China's unwillingness to negotiate the possibility of joining the Intermediate-Range Nuclear Forces Treaty was one of the main reasons of Washington's withdrawal from the agreement as U.S. President Donald Trump said his country was ready to preserve the agreement on the condition of Beijing's participation.
Speaking at a news conference in Sochi following a meeting with his Russian counterpart Sergey Lavrov, Chinese Foreign Minister Wang Yi said China did not consider joining the talks to be a necessity.
He added that it kept its nuclear arsenals at a minimum level "commensurate to its defense policy needs", especially as the situation on the Korean Peninsula remained "uncertain".
Commenting on another major arms controls deal, the Strategic Arms Reduction Treaty (START), Sergey Lavrov said he would discuss its extension with U.S. Secretary of State Mike Pompeo during the meeting slated for May 14 in Sochi.
He said the Iran nuclear deal and Iranian nuclear program would be another topic on the meeting's agenda.

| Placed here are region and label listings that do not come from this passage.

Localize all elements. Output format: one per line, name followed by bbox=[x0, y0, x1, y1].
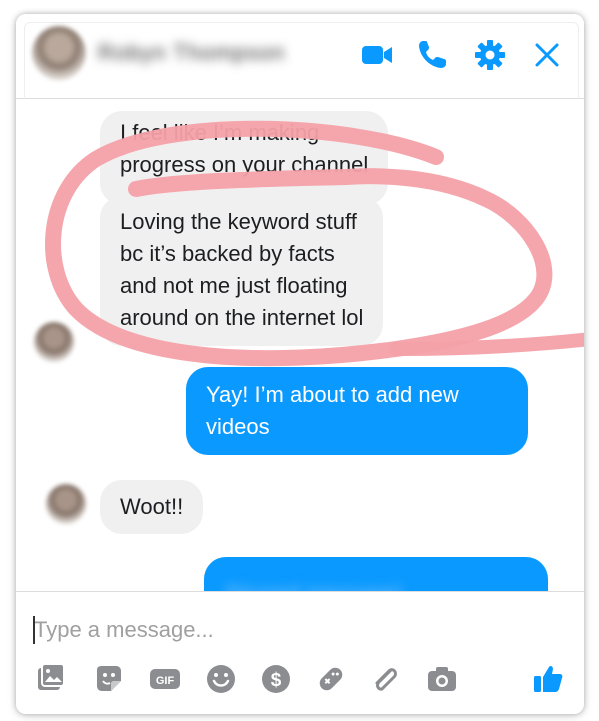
game-icon[interactable] bbox=[314, 662, 348, 696]
contact-avatar[interactable] bbox=[32, 26, 86, 80]
message-bubble[interactable]: (blurred message) bbox=[204, 557, 548, 591]
chat-header: Robyn Thompson bbox=[16, 14, 584, 99]
thumbs-up-icon[interactable] bbox=[531, 662, 565, 696]
gif-icon[interactable]: GIF bbox=[148, 662, 182, 696]
message-list[interactable]: I feel like I’m making progress on your … bbox=[16, 99, 584, 591]
sticker-icon[interactable] bbox=[92, 662, 126, 696]
text-caret bbox=[33, 616, 35, 644]
message-line: bc it’s backed by facts bbox=[120, 241, 335, 266]
message-line: I feel like I’m making bbox=[120, 120, 320, 145]
message-line: around on the internet lol bbox=[120, 305, 364, 330]
chat-window: Robyn Thompson I feel like I’m making pr… bbox=[16, 14, 584, 714]
emoji-icon[interactable] bbox=[204, 662, 238, 696]
payment-icon[interactable]: $ bbox=[259, 662, 293, 696]
contact-name[interactable]: Robyn Thompson bbox=[98, 40, 285, 66]
composer: GIF $ bbox=[16, 591, 584, 714]
message-bubble[interactable]: Loving the keyword stuff bc it’s backed … bbox=[100, 196, 384, 346]
close-icon[interactable] bbox=[529, 37, 565, 73]
video-call-icon[interactable] bbox=[359, 37, 395, 73]
message-line: Woot!! bbox=[120, 494, 184, 519]
contact-avatar-small bbox=[34, 322, 74, 362]
message-bubble[interactable]: Woot!! bbox=[100, 480, 204, 534]
contact-avatar-small bbox=[46, 484, 86, 524]
message-input[interactable] bbox=[32, 610, 514, 650]
phone-icon[interactable] bbox=[414, 37, 450, 73]
message-line: progress on your channel bbox=[120, 152, 369, 177]
message-line: Yay! I’m about to add new bbox=[206, 382, 459, 407]
attachment-icon[interactable] bbox=[369, 662, 403, 696]
gear-icon[interactable] bbox=[472, 37, 508, 73]
message-line: and not me just floating bbox=[120, 273, 348, 298]
svg-text:$: $ bbox=[271, 670, 282, 691]
message-line: videos bbox=[206, 414, 270, 439]
message-line: Loving the keyword stuff bbox=[120, 209, 357, 234]
svg-text:GIF: GIF bbox=[156, 675, 175, 687]
message-line: (blurred message) bbox=[204, 557, 548, 591]
message-bubble[interactable]: I feel like I’m making progress on your … bbox=[100, 111, 389, 205]
photo-icon[interactable] bbox=[34, 662, 68, 696]
camera-icon[interactable] bbox=[425, 662, 459, 696]
message-bubble[interactable]: Yay! I’m about to add new videos bbox=[186, 367, 528, 455]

"Tomorrow, we will try to clarify the Americans' plan to overcome this crisis [surrounding the Iran nuclear deal] which was the result of their unilateral decisions. I look forward to a frank conversation with my colleague," he said.
Last year, U.S. President Donald Trump withdrew his country from a landmark 2015 nuclear deal between Iran and the P5+1 group of nations comprising of the five permanent UN Security Council members plus Germany.
Shortly afterward, Washington re-imposed economic sanctions on Iran targeting the country’s energy and banking sectors. Both Lavrov and Wang slammed the U.S. economic sanctions, saying both countries did not accept the attempts to "act in circumvent of the World Trade Organization rules".
They also stressed that Russia and China share a position on non-interference in Venezuelan internal affairs.